For the Birds Radio Program: Robert Frost's The Exposed Nest

Original Air Date: July 16, 2001 Rerun Dates: June 14, 2016; March 26, 2004; June 17, 2003; July 25, 2002

Laura’s been watching the harsh after-effects of mowing pastures, calling to mind Robert Frost’s wonderful poem.

Duration: 3′57″

Transcript

In early July, I visited my mother-in-law in Port Wing, Wisconsin, the morning after the pastures near her house were mowed. If you’re a farmer, July is a convenient time to hay a field, after crops are in and before most things are ready to be harvested. But if you’re a ground-nesting bird, July is a horrifying time to hay a field. I’ve known this for a long time, but I never realized that ravens had it all figured out, too. A pair of them were walking in the tracks where the tractor had been, scrutinizing the ground. Every now and then one would lean down and pull up a mangled baby bird and devour it. Considering how many Savannah Sparrows and bobolinks nest in that field, it didn’t surprise me that they were finding a LOT of food. There used to be Upland Sandpipers and meadowlarks as well, but they’ve been gone for a few years. July haying is probably not the only thing that did them in, but grassland birds have so very many pressures on them that even small problems can have a huge effect, in the way that a patient with AIDS can succumb to what would, in a healthy person, be a minor infection.

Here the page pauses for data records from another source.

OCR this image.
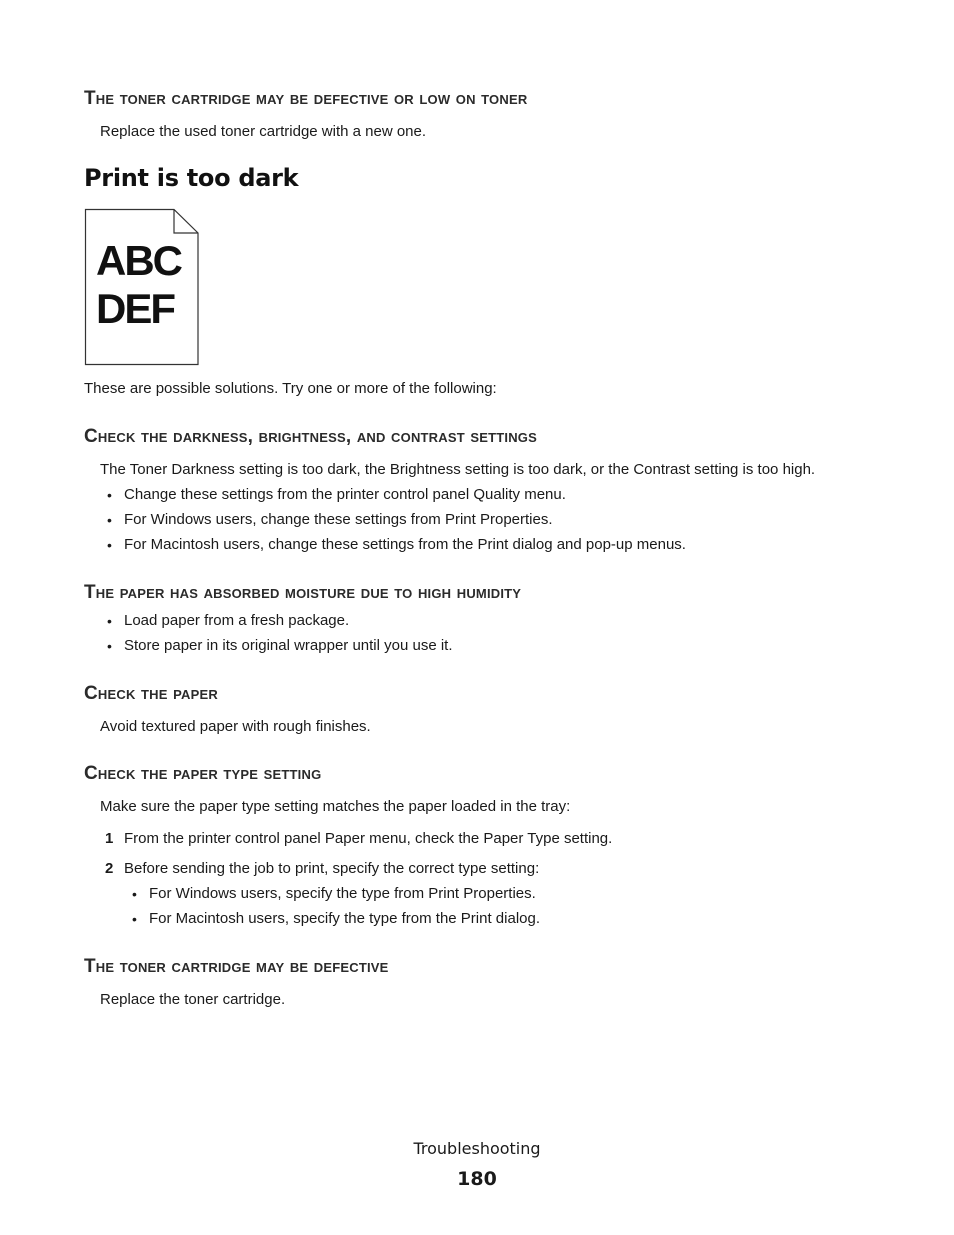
The toner cartridge may be defective or low on toner
Replace the used toner cartridge with a new one.
Print is too dark
ABC
DEF
These are possible solutions. Try one or more of the following:
Check the darkness, brightness, and contrast settings
The Toner Darkness setting is too dark, the Brightness setting is too dark, or the Contrast setting is too high.
• Change these settings from the printer control panel Quality menu.
• For Windows users, change these settings from Print Properties.
• For Macintosh users, change these settings from the Print dialog and pop-up menus.
The paper has absorbed moisture due to high humidity
• Load paper from a fresh package.
• Store paper in its original wrapper until you use it.
Check the paper
Avoid textured paper with rough finishes.
Check the paper type setting
Make sure the paper type setting matches the paper loaded in the tray:
1 From the printer control panel Paper menu, check the Paper Type setting.
2 Before sending the job to print, specify the correct type setting:
• For Windows users, specify the type from Print Properties.
• For Macintosh users, specify the type from the Print dialog.
The toner cartridge may be defective
Replace the toner cartridge.
Troubleshooting
180
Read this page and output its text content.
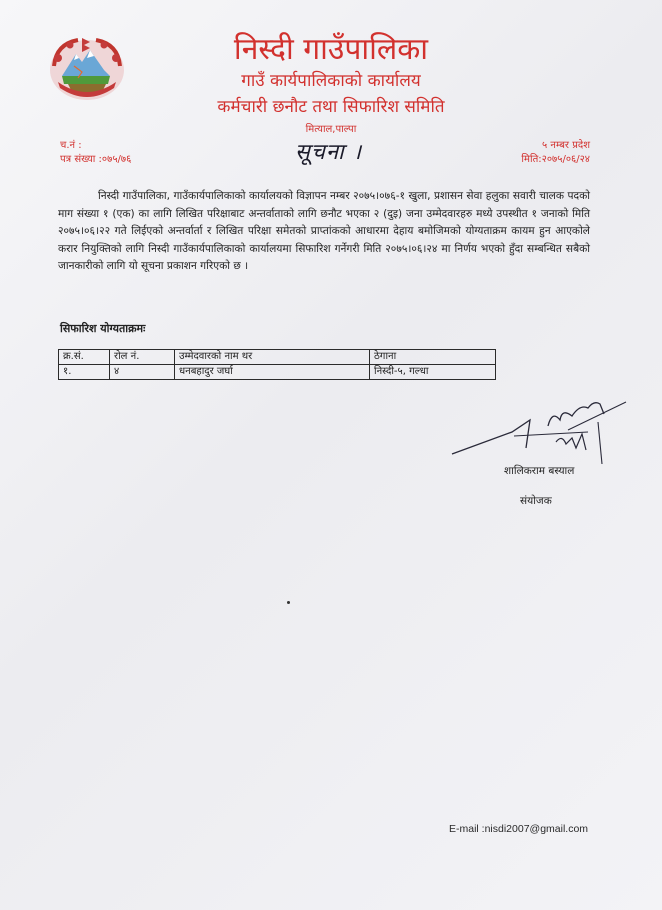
निस्दी गाउँपालिका
गाउँ कार्यपालिकाको कार्यालय
कर्मचारी छनौट तथा सिफारिश समिति
मित्याल,पाल्पा
च.नं :
पत्र संख्या :०७५/७६
५ नम्बर प्रदेश
मिति:२०७५/०६/२४
सूचना ।
निस्दी गाउँपालिका, गाउँकार्यपालिकाको कार्यालयको विज्ञापन नम्बर २०७५।०७६-१ खुला, प्रशासन सेवा हलुका सवारी चालक पदको माग संख्या १ (एक) का लागि लिखित परिक्षाबाट अन्तर्वाताको लागि छनौट भएका २ (दुइ) जना उम्मेदवारहरु मध्ये उपस्थीत १ जनाको मिति २०७५।०६।२२ गते लिईएको अन्तर्वार्ता र लिखित परिक्षा समेतको प्राप्तांकको आधारमा देहाय बमोजिमको योग्यताक्रम कायम हुन आएकोले करार नियुक्तिको लागि निस्दी गाउँकार्यपालिकाको कार्यालयमा सिफारिश गर्नेगरी मिति २०७५।०६।२४ मा निर्णय भएको हुँदा सम्बन्धित सबैको जानकारीको लागि यो सूचना प्रकाशन गरिएको छ ।
सिफारिश योग्यताक्रमः
क्र.सं.	रोल नं.	उम्मेदवारको नाम थर	ठेगाना
१.	४	धनबहादुर जर्घा	निस्दी-५, गल्धा
शालिकराम बस्याल
संयोजक
E-mail :nisdi2007@gmail.com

I don’t like thinking about all those baby birds–all the devotion and work their parents put into building the nests, laying and incubating the eggs, and feeding them-some of the bodies the ravens were devouring looked fairly large, as if the bobolinks were close to fledging. And I wondered if any babies out there had somehow miraculously escaped harm. It brought to mind Robert Frost’s wonderful poem, The Exposed Nest.

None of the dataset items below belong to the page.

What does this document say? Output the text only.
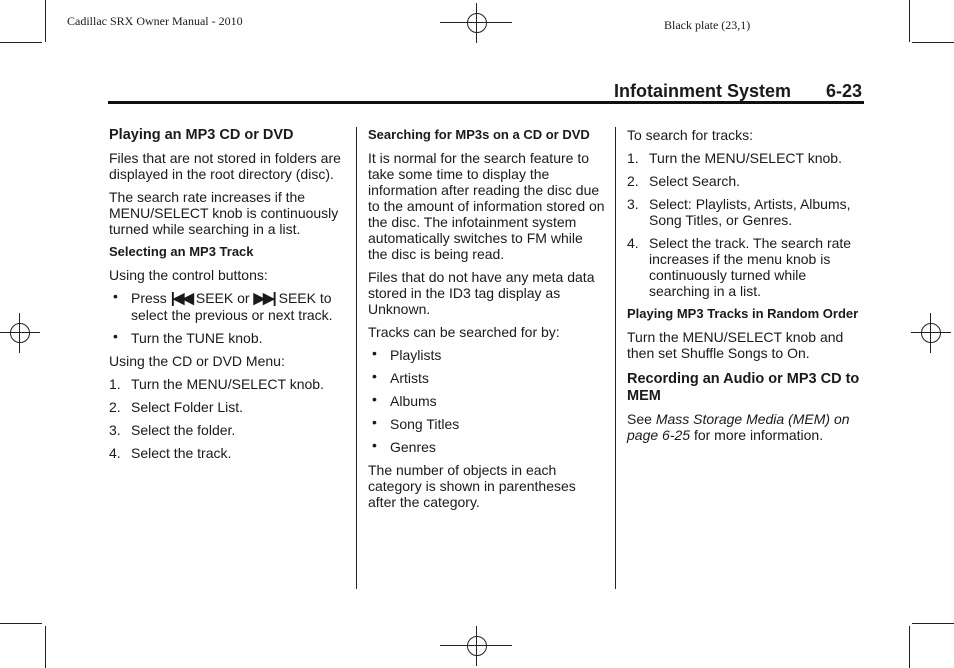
Cadillac SRX Owner Manual - 2010	Black plate (23,1)
Infotainment System 6-23
Playing an MP3 CD or DVD
Files that are not stored in folders are displayed in the root directory (disc).
The search rate increases if the MENU/SELECT knob is continuously turned while searching in a list.
Selecting an MP3 Track
Using the control buttons:
• Press |◀◀ SEEK or ▶▶| SEEK to select the previous or next track.
• Turn the TUNE knob.
Using the CD or DVD Menu:
1. Turn the MENU/SELECT knob.
2. Select Folder List.
3. Select the folder.
4. Select the track.
Searching for MP3s on a CD or DVD
It is normal for the search feature to take some time to display the information after reading the disc due to the amount of information stored on the disc. The infotainment system automatically switches to FM while the disc is being read.
Files that do not have any meta data stored in the ID3 tag display as Unknown.
Tracks can be searched for by:
• Playlists
• Artists
• Albums
• Song Titles
• Genres
The number of objects in each category is shown in parentheses after the category.
To search for tracks:
1. Turn the MENU/SELECT knob.
2. Select Search.
3. Select: Playlists, Artists, Albums, Song Titles, or Genres.
4. Select the track. The search rate increases if the menu knob is continuously turned while searching in a list.
Playing MP3 Tracks in Random Order
Turn the MENU/SELECT knob and then set Shuffle Songs to On.
Recording an Audio or MP3 CD to MEM
See Mass Storage Media (MEM) on page 6-25 for more information.
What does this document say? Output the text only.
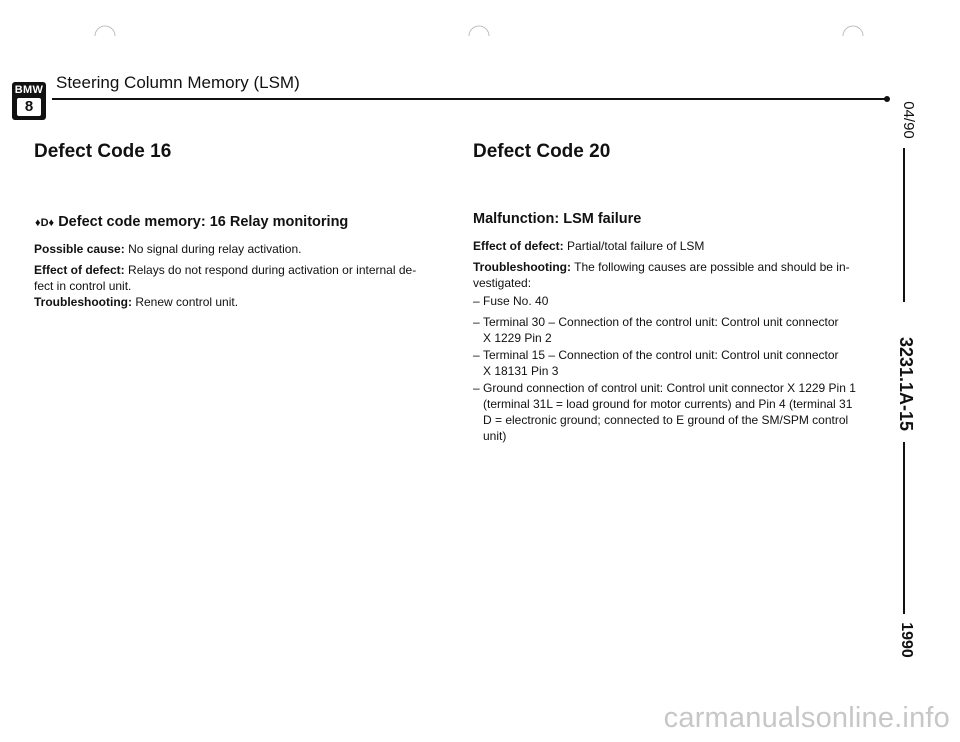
BMW
8
Steering Column Memory (LSM)
Defect Code 16
♦D♦ Defect code memory: 16 Relay monitoring
Possible cause: No signal during relay activation.
Effect of defect: Relays do not respond during activation or internal de-
fect in control unit.
Troubleshooting: Renew control unit.
Defect Code 20
Malfunction: LSM failure
Effect of defect: Partial/total failure of LSM
Troubleshooting: The following causes are possible and should be in-
vestigated:
– Fuse No. 40
– Terminal 30 – Connection of the control unit: Control unit connector
X 1229 Pin 2
– Terminal 15 – Connection of the control unit: Control unit connector
X 18131 Pin 3
– Ground connection of control unit: Control unit connector X 1229 Pin 1
(terminal 31L = load ground for motor currents) and Pin 4 (terminal 31
D = electronic ground; connected to E ground of the SM/SPM control
unit)
04/90
3231.1A-15
1990
carmanualsonline.info
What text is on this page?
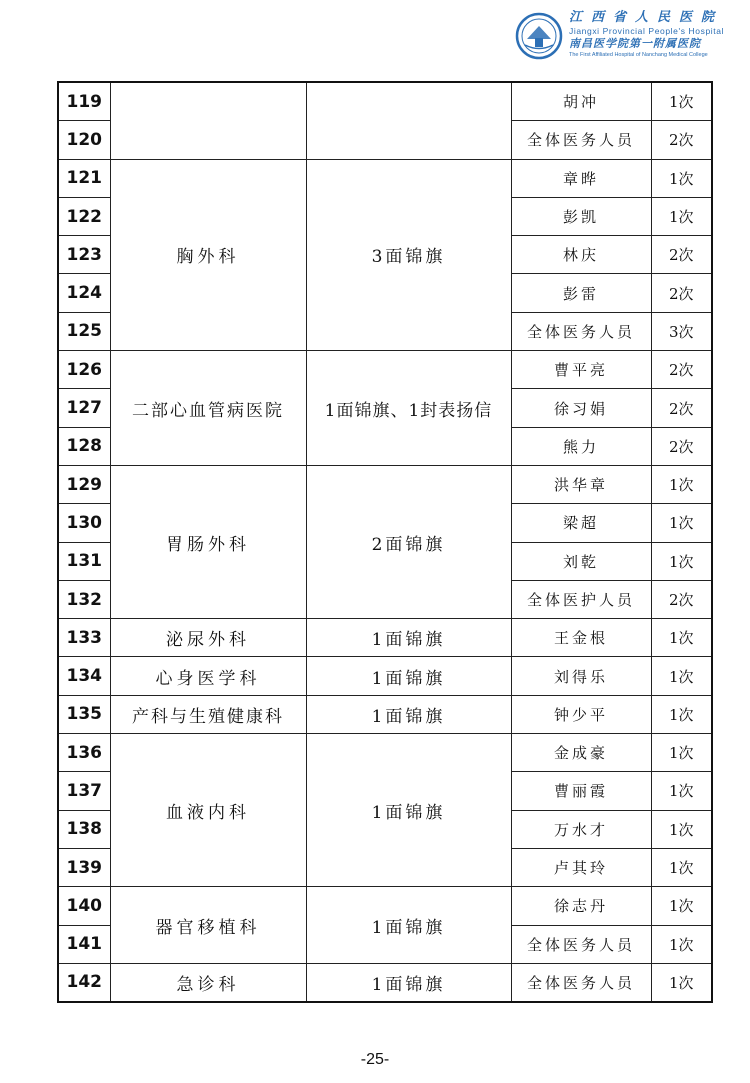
江西省人民医院
Jiangxi Provincial People's Hospital
南昌医学院第一附属医院
The First Affiliated Hospital of Nanchang Medical College
119			胡冲	1次
120			全体医务人员	2次
121	胸外科	3面锦旗	章晔	1次
122			彭凯	1次
123			林庆	2次
124			彭雷	2次
125			全体医务人员	3次
126	二部心血管病医院	1面锦旗、1封表扬信	曹平亮	2次
127			徐习娟	2次
128			熊力	2次
129	胃肠外科	2面锦旗	洪华章	1次
130			梁超	1次
131			刘乾	1次
132			全体医护人员	2次
133	泌尿外科	1面锦旗	王金根	1次
134	心身医学科	1面锦旗	刘得乐	1次
135	产科与生殖健康科	1面锦旗	钟少平	1次
136	血液内科	1面锦旗	金成豪	1次
137			曹丽霞	1次
138			万水才	1次
139			卢其玲	1次
140	器官移植科	1面锦旗	徐志丹	1次
141			全体医务人员	1次
142	急诊科	1面锦旗	全体医务人员	1次
-25-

You were forever finding some new play.
So when I saw you down on hands and knees
In the meadow, busy with the new-cut hay,
Trying, I thought, to set it up on end,
I went to show you how to make it stay,
If that was your idea, against the breeze,
And, if you asked me, even help pretend
To make it root again and grow afresh.
But ‘twas no make-believe with you to-day,
Nor was the grass itself your real concern,
Though I found your hand full of wilted fern,
Steel-bright June-grass, and blackening heads of clover.
‘Twas a nest full of young birds on the ground
The cutter-bar had just gone champing over
(Miraculously without tasting flesh)
And left defenseless to the heat and light.
You wanted to restore them to their right
Of something interposed between their sight
And too much world at once—could means be found.
The way the nest-full every time we stirred
Stood up to us as to a mother-bird
Whose coming home has been too long deferred,
Made me ask would the mother-bird return
And care for them in such a change of scene
And might our meddling make her more afraid.
That was a thing we could not wait to learn.
We saw the risk we took in doing good,
But dared not spare to do the best we could
Though harm should come of it; so built the screen
You had begun, and gave them back their shade.
All this to prove we cared. Why is there then
No more to tell? We turned to other things.
I haven’t any memory—have you?—
Of ever coming to the place again
To see if the birds lived the first night through,
And so at last to learn to use their wings.